Ex-English Defence League leader Tommy Robinson has been found in contempt of court for his Facebook Live broadcast of defendants in a criminal trial.
He was found guilty of interfering with the trial of a sexual grooming gang at Leeds Crown Court in May 2018.
Two High Court judges found his conduct “amounted to a serious interference with the administration of justice”.
The court ruled that the 36-year-old, from Luton, committed contempt by breaking reporting restrictions.
Robinson, whose real name is Stephen Yaxley-Lennon, had denied any wrongdoing, saying he had only referred to information that was already in the public domain.
Following the verdict at the Old Bailey, he told the BBC he had been convicted “for who I am, not what I have done”.
One of the senior judges, Dame Victoria Sharp, said the court will consider what penalty to impose for the contempt – which carries a maximum penalty of two years – and give full reasons for the decision at a later date.
She said Robinson breached the reporting restriction imposed on the trial by live-streaming a video from outside the public entrance to the court and by “aggressively confronting and filming” some of the defendants.

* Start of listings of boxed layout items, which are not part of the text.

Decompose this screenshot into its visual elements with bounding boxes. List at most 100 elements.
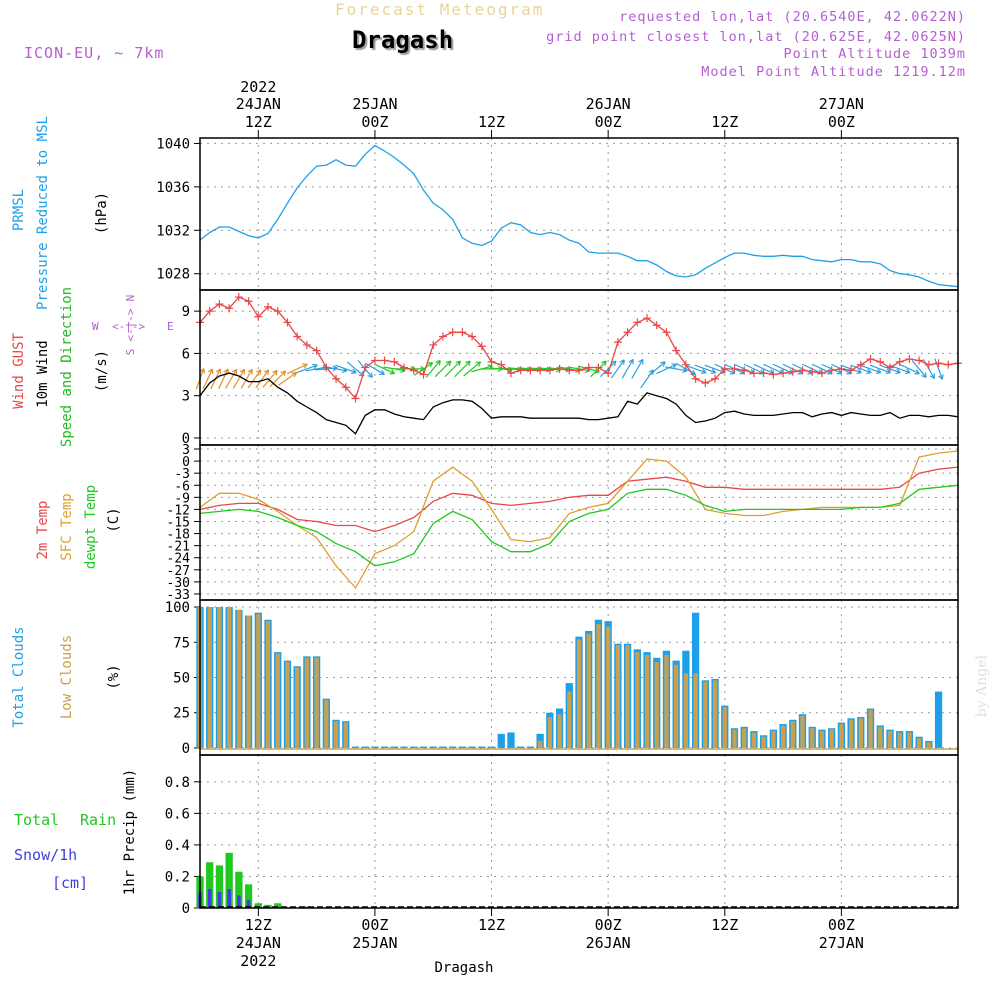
gust-marker (565, 366, 574, 375)
clouds-unit-label: (%) (106, 664, 122, 689)
wind-arrow-head (455, 360, 462, 367)
low-cloud-bar (751, 732, 757, 748)
wind-arrow-head (929, 373, 935, 379)
low-cloud-bar (897, 732, 902, 748)
bottom-date-label: 24JAN (236, 934, 281, 952)
gust-marker (915, 356, 924, 365)
low-cloud-bar (256, 614, 261, 748)
low-cloud-bar (887, 731, 893, 748)
panel-precip: 0 0.2 0.4 0.6 0.8 (165, 754, 959, 917)
low-clouds-label: Low Clouds (59, 635, 75, 719)
wind-arrow-head (885, 368, 892, 375)
wind-arrow-head (895, 368, 901, 375)
y-tick-label: 0 (182, 455, 190, 470)
low-cloud-bar (848, 719, 854, 748)
y-tick-label: 0.8 (165, 775, 190, 791)
gust-marker (613, 338, 622, 347)
wind-arrow-head (601, 360, 607, 367)
series-line-temperature-0 (199, 466, 959, 533)
y-tick-label: 0 (182, 431, 190, 447)
wind-direction-arrow (743, 363, 765, 375)
gust-marker (283, 318, 292, 327)
gust-marker (584, 363, 593, 372)
low-cloud-bar (722, 707, 727, 748)
wind-direction-arrow (811, 363, 833, 375)
low-cloud-bar (324, 700, 329, 748)
gust-marker (847, 366, 856, 375)
y-tick-label: 3 (182, 443, 190, 458)
gust-marker (234, 293, 243, 302)
y-tick-label: -27 (167, 564, 190, 579)
y-tick-label: 0.4 (165, 838, 190, 854)
gust-marker (390, 357, 399, 366)
low-cloud-bar (761, 736, 766, 748)
gust-marker (506, 369, 515, 378)
low-cloud-bar (275, 653, 280, 748)
low-cloud-bar (878, 726, 883, 748)
low-cloud-bar (810, 728, 815, 748)
top-date-label: 24JAN (236, 95, 281, 113)
precip-bar (303, 906, 311, 908)
wind-arrow-head (465, 360, 471, 367)
gust-marker (788, 367, 797, 376)
low-cloud-bar (790, 721, 795, 748)
top-date-label: 26JAN (586, 95, 631, 113)
wind-arrow-head (700, 368, 707, 375)
wind-direction-arrow (296, 364, 318, 374)
gust-marker (225, 304, 234, 313)
wind-direction-arrow (444, 360, 461, 378)
series-line-temperature-1 (199, 450, 959, 590)
gust-marker (254, 312, 263, 321)
wind-direction-arrow (850, 364, 872, 374)
wind-direction-arrow (202, 368, 213, 390)
total-rain-label-1: Total (14, 811, 59, 829)
series-line-wind-1 (199, 372, 959, 435)
wind-direction-arrow (859, 364, 882, 374)
low-cloud-bar (576, 639, 582, 748)
y-tick-label: 0 (182, 901, 190, 917)
wind-direction-arrow (335, 364, 357, 374)
y-tick-label: 1036 (156, 180, 190, 196)
total-cloud-bar (536, 733, 544, 748)
low-cloud-bar (265, 621, 271, 748)
y-tick-label: 1040 (156, 136, 190, 152)
low-cloud-bar (227, 607, 232, 748)
wind-direction-arrow (685, 364, 707, 374)
total-cloud-bar (507, 732, 515, 748)
panel-wind: 0 3 6 9 (0, 0, 962, 447)
wind-arrow-head (215, 368, 222, 374)
low-cloud-bar (839, 724, 844, 748)
low-cloud-bar (742, 728, 747, 748)
gust-marker (662, 328, 671, 337)
wind-arrow-head (435, 359, 441, 366)
total-cloud-bar (429, 746, 437, 748)
wind-direction-arrow (763, 363, 784, 375)
total-cloud-bar (458, 746, 467, 748)
total-cloud-bar (468, 746, 476, 748)
compass-east: E (167, 320, 174, 333)
y-tick-label: 1032 (156, 223, 190, 239)
top-date-label: 25JAN (352, 95, 397, 113)
snow-bar (246, 900, 251, 908)
gust-marker (643, 314, 652, 323)
wind-direction-arrow (232, 369, 245, 389)
gust-marker (749, 369, 758, 378)
wind-arrow-head (475, 361, 482, 367)
precip-bar (206, 862, 214, 908)
gust-marker (594, 363, 603, 372)
y-tick-label: -33 (167, 588, 190, 603)
wind-direction-arrow (262, 370, 278, 388)
compass-north: N (124, 295, 137, 302)
gust-marker (370, 356, 379, 365)
model-altitude: Model Point Altitude 1219.12m (701, 64, 966, 80)
total-cloud-bar (449, 746, 457, 748)
gust-marker (924, 360, 933, 369)
gust-marker (536, 366, 545, 375)
wind-label: 10m Wind (35, 340, 51, 407)
panel-frame (199, 137, 959, 291)
gust-marker (264, 302, 273, 311)
total-cloud-bar (419, 746, 428, 748)
gust-marker (856, 360, 865, 369)
total-cloud-bar (390, 746, 399, 748)
wind-direction-arrow (599, 360, 617, 378)
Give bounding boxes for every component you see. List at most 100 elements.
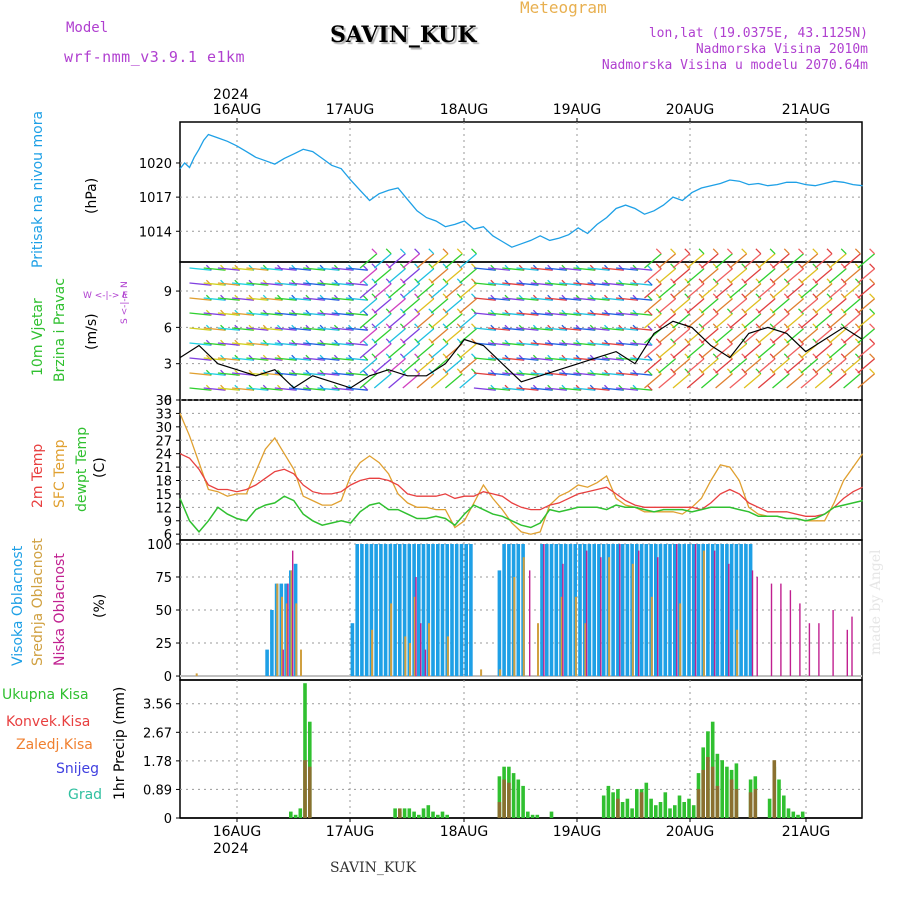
wind-barb-flag [869, 278, 876, 285]
wind-barb [672, 358, 691, 374]
cloud-bar-high [658, 544, 663, 677]
wind-barb [430, 343, 449, 359]
cloud-bar-high [620, 544, 625, 677]
precip-bar-total [725, 766, 729, 818]
plot-layer [179, 133, 876, 819]
wind-barb [743, 373, 762, 389]
cloud-bar-mid [290, 570, 293, 677]
wind-barb-flag [798, 338, 804, 345]
wind-barb-flag [726, 323, 733, 330]
wind-barb-flag [442, 278, 449, 285]
wind-barb [658, 343, 677, 359]
wind-barb-flag [646, 309, 653, 316]
wind-barb-flag [234, 339, 241, 346]
bottom-date-axis: 16AUG 17AUG 18AUG 19AUG 20AUG 21AUG [213, 818, 830, 840]
wind-barb [757, 328, 776, 344]
wind-barb [658, 253, 677, 269]
wind-barb-flag [428, 353, 435, 360]
wind-barb [715, 298, 733, 314]
cloud-bar-high [635, 544, 639, 677]
wind-barb-flag [490, 279, 497, 286]
precip-bar-total [521, 785, 525, 818]
wind-barb [700, 268, 719, 284]
wind-barb-flag [371, 278, 378, 285]
precip-bar-total [421, 808, 426, 818]
wind-barb [502, 312, 525, 316]
precip-legend-snow: Snijeg [56, 761, 99, 777]
wind-barb [444, 268, 463, 284]
wind-label-1: 10m Vjetar [30, 298, 46, 376]
cloud-bar-high [393, 544, 397, 677]
wind-barb [444, 283, 463, 299]
precip-bar-conv [308, 766, 312, 818]
wind-barb [303, 342, 326, 346]
wind-barb-flag [854, 263, 861, 270]
wind-barb-flag [490, 384, 497, 391]
wind-barb [416, 313, 435, 329]
wind-barb-flag [755, 248, 762, 255]
wind-barb [274, 312, 297, 316]
cloud-bar-low [851, 616, 853, 676]
precip-bar-total [668, 808, 672, 818]
wind-barb-flag [604, 384, 610, 391]
wind-barb [630, 372, 653, 376]
wind-barb [402, 358, 421, 374]
wind-barb-flag [561, 369, 568, 376]
wind-barb-flag [840, 263, 847, 270]
wind-barb-flag [532, 369, 539, 376]
wind-barb [274, 327, 297, 331]
wind-barb-flag [561, 264, 568, 271]
wind-barb-flag [561, 294, 568, 301]
wind-barb-flag [428, 368, 435, 375]
wind-barb-flag [783, 278, 790, 285]
wind-barb [331, 297, 354, 301]
precip-bar-total [720, 760, 724, 818]
wind-barb-flag [741, 263, 748, 270]
cloud-bar-low [770, 583, 773, 677]
wind-barb [814, 328, 833, 344]
wind-barb-flag [769, 278, 776, 285]
wind-barb [260, 282, 283, 286]
wind-barb [516, 297, 539, 301]
wind-barb [217, 297, 240, 301]
wind-barb [700, 373, 719, 389]
wind-barb [288, 312, 311, 316]
wind-barb-flag [291, 354, 298, 361]
wind-barb [857, 313, 876, 329]
wind-barb [800, 328, 819, 344]
wind-barb [715, 373, 733, 389]
wind-barb [700, 298, 719, 314]
precip-bar-total [497, 776, 502, 818]
wind-barb [516, 387, 539, 391]
precip-y-tick-label: 0 [164, 812, 172, 827]
wind-barb [587, 267, 610, 271]
wind-barb [772, 328, 790, 344]
wind-barb-flag [840, 338, 847, 345]
wind-barb-flag [840, 308, 847, 315]
wind-barb [573, 327, 596, 331]
wind-barb-flag [319, 384, 326, 391]
wind-barb [601, 357, 624, 361]
wind-barb-flag [490, 294, 497, 301]
wind-barb [516, 342, 539, 346]
wind-barb-flag [333, 339, 340, 346]
wind-barb [402, 268, 421, 284]
wind-barb [672, 298, 691, 314]
cloud-bar-mid [499, 669, 502, 676]
wind-barb-flag [220, 264, 227, 271]
wind-barb-flag [291, 309, 298, 316]
wind-barb-flag [362, 354, 369, 361]
wind-barb [373, 253, 392, 269]
wind-barb-flag [798, 248, 804, 255]
wind-barb [203, 297, 226, 301]
wind-barb [516, 312, 539, 316]
wind-barb [686, 358, 705, 374]
wind-barb-flag [399, 293, 406, 300]
wind-barb-flag [399, 248, 406, 255]
top-day-label: 19AUG [553, 102, 602, 118]
cloud-bar-mid [560, 596, 563, 676]
wind-barb [274, 282, 297, 286]
wind-barb [260, 312, 283, 316]
wind-barb-flag [319, 309, 326, 316]
wind-barb [345, 312, 368, 316]
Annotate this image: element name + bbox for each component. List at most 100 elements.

The judge said the content of the video “gave rise to a substantial risk that the course of justice in that case would be seriously impeded” and the confrontation of the defendants was a direct interference with the course of justice.
What is contempt of court?
Contempt of court laws exist to ensure people get fair trials. The idea is that juries must not be influenced by anything but the evidence they hear in court.
The rules apply to everyone from journalists to people posting comments on social media, and even jurors.
If someone interferes with a trial, the defendants can walk free and a new trial may have to be held.
The maximum sentence for contempt of court is two years in prison, but it can also be punished with an unlimited fine.
Contempt includes publishing anything that creates a substantial risk of seriously prejudicing “active” criminal proceedings. Proceedings become “active” when a suspect is arrested.
Someone could also be in contempt by actions including taking photographs or film, recording what is said in court or talking to a jury member about a case.
Reporting restrictions had been put in place postponing the publication of any details of the 2018 case at Leeds Crown Court until the end of a series of linked trials involving 29 defendants.
Robinson broadcast the footage from outside the court on 25 May 2018, while the jury in the second trial of the series was considering its verdict.
The video lasted an hour-and-a-half and was viewed online 250,000 times after being live-streamed on Facebook.
He was originally jailed for 13 months on the day of the broadcast but was released two months into his sentence after winning an appeal.
The case was then referred back to Attorney General Geoffrey Cox, who announced in March that it was in the public interest to bring fresh proceedings.
Speaking after the latest verdict, Mr Cox said the court’s decision reflected the seriousness of posting online material which risks prejudicing legal proceedings.
“I would urge everyone to think carefully about whether their social media posts could amount to contempt of court,” he added.
A provisional date of 11 July was given for Robinson’s sentencing hearing.